This is an especially hard problem if you believe that reality is meaningless, which seems to follow from materialist metaphysics. If we're just random particles and waves, why shouldn't we spend all day taking recreational drugs and playing games if we can get away with it? Why shouldn't we seek a society where everyone can get away with it forever?

If normal life is not objectively a better use of time than a game, then it's basically a shitty meta-game, with weak and inconsistent rewards, bad aesthetics, broken multiplayer balance, lots of pain that serves no purpose, and almost no opportunity to be part of a good story. This world has more value as a platform for creating, consuming, and participating in sub-worlds that are much better designed.

But I don't believe in materialist metaphysics. One reason is that when I look at what "chance" creates, both in world-building and life events, there seems to be an intelligence behind it. Also, like a lot of people, I feel like there's something I'm supposed to be doing here other than just having a good time, even though I don't know what it is.

How much of this problem is created by society? And is it because society has failed, or succeeded? I wish I could talk to my remote ancestors to get a sense of whether the freedom of modern life is worth the loss of anchoring. I like to think we're passing through a dead zone between good built-in stories and good self-made ones.

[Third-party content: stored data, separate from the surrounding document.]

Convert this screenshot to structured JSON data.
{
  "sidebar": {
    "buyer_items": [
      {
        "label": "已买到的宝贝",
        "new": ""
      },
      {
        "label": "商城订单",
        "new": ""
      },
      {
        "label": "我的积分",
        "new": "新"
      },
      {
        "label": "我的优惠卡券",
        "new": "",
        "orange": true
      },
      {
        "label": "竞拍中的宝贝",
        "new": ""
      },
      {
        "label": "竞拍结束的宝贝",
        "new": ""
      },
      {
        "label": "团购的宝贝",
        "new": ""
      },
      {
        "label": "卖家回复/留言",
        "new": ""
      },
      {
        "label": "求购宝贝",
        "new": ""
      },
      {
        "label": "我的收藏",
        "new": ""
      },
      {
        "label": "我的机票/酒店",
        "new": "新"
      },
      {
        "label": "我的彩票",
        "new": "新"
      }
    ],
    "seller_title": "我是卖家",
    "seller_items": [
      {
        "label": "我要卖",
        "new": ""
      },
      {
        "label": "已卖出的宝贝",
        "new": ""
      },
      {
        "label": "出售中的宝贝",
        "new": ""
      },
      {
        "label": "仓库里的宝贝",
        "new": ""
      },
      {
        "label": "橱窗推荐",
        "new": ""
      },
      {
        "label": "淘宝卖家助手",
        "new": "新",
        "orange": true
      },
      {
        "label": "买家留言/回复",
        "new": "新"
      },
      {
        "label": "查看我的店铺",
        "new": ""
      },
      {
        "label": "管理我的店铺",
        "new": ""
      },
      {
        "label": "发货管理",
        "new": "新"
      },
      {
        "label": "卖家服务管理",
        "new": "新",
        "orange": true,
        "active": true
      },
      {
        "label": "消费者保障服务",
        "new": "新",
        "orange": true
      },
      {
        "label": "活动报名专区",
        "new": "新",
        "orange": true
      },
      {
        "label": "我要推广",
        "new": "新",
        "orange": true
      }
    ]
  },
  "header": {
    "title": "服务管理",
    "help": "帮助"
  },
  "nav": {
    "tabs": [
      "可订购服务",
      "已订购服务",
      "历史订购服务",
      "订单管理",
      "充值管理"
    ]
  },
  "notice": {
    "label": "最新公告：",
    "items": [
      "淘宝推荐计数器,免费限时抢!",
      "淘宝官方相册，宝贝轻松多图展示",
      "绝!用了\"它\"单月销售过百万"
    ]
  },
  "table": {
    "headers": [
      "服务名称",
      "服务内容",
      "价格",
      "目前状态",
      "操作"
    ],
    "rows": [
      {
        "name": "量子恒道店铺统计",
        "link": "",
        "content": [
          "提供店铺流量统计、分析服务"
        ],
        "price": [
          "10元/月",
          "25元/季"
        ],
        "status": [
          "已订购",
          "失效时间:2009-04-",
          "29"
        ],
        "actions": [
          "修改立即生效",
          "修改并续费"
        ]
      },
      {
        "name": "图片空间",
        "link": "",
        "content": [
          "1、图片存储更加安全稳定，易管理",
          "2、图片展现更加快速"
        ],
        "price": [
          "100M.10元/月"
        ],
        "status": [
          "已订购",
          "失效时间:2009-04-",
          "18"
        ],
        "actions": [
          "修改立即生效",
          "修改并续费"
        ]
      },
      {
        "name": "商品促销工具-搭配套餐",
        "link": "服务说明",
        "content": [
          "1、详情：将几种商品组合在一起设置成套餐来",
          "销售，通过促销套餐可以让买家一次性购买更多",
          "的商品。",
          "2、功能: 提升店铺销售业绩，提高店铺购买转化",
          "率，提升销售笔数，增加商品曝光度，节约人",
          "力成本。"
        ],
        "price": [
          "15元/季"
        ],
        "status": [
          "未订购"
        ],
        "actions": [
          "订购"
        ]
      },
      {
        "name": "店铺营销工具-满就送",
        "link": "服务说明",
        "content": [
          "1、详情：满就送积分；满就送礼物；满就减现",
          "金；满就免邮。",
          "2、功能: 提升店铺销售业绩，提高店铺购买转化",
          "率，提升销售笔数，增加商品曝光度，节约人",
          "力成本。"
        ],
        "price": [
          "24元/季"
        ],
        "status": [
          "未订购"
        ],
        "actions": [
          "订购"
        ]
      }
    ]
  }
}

Anyway, my latest thought is that the "real" world is better designed than it seems, and this is because of the weak reward system. If rewards are too strong and reliable, they lead to compulsive behavior, where whatever people happen to do, they just keep doing it. This works against the drive for novelty, learning, adaptation, and general expansion of consciousness, and this expansion is more deeply rewarding than just getting stuff done.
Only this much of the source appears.